新しい環境に身を置く思いで、2024年からトヨタへの移籍を決断した。「移籍して良かったということではなく、今は(ホンダ時代の)経験を生かせていると思う。だからこそ悪くないシーズンを過ごせていると思うし、全てがポジティブな方向に進んでいると思う」。メーカーの枠を超えた移籍という問題ではなく、一人のレーシングドライバーが試行錯誤を繰り返しながら経験を積み重ね、その一つひとつが血となり、肉となっているようだ。
「現在所属しているチームの方々や、ホンダ時代にお世話になった方々など、多くの方々に感謝の思いでいっぱいです。本当に多くのことを学ばせてもらいました」。心技体も含め、現在の自分を作り上げてくれた人々への感謝を、忘れることはないという。
そんな激動の日々を過ごしてきた福住の目標は、「まずは結果で恩返ししたい」という。そして「KCMGはシートがあるか分からない状態だった僕を選んでくれ、トヨタさんとROOKIE Racingはこんなチャンスを与えてくれた」と力説。安心して戦える環境を整えてくれた恩に報いる勝利であり、タイトル奪取で恩返しするため全力を尽くすことを誓う。
その先に見据えるのは、海外への再挑戦だろうか。トヨタはモリゾウこと豊田章男会長のドライバーに寄り添う方針から、国内レースで結果を残した選手に貴重なチャレンジの機会を提供している。昨年のSFとスーパーGTをダブル制覇した坪井翔が、今年8月上旬にMoneyGram Haas F1 Team(Haas)のTPCテストに初参加したのもその一環だ。すぐにF1参戦につながるものではないだろうが、レーシングドライバーとして世界一速いクルマに乗れる夢はかなえられるだろうし、新たな選択肢が生まれるかもしれない。
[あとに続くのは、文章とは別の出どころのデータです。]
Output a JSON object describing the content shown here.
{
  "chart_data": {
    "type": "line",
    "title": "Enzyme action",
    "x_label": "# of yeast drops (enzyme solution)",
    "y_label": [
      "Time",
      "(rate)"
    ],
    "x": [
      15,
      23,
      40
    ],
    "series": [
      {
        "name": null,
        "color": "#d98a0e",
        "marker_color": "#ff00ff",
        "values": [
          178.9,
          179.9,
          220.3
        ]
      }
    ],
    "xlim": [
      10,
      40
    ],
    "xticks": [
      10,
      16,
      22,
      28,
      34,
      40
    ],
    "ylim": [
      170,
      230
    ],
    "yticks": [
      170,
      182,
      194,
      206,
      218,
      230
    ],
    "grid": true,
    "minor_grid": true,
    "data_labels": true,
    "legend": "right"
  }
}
「僕は移籍組ですが、坪井さんのようなチャンスをつかみたい。それがかなえられるのが、今のトヨタだと思います。そのために結果を積み重ねたい。チャンピオンを取って『福住どうだ?』と言ってもらえるような準備をしていきたい」
結果を残すのは大前提ながら、それだけではチャンスは訪れない。これまでさまざまな経験を重ねてきたが、その前向きな姿勢は今でも崩していない。今季はSF&スーパーGTに加え、ROOKIE Racingの一員としてスーパー耐久シリーズに参戦し、GT車両で争うGTワールドチャレンジ・アジアにもトヨタ系チームのKチューンズから参戦。「ものすごく忙しいけど、一つひとつが貴重な経験だと思ってチャレンジしている。きっとこの先につながると思う」と力を込めた。
酸いも甘いも経験してきたが、まだ28歳。大いなる可能性を秘めている。「結果を残していくと、自然とチャンスがやってくるものと思っている。そんな立ち位置でいられるよう、精進していきたい」。トヨタをしょって立つドライバーが、また一人、誕生しそうだ。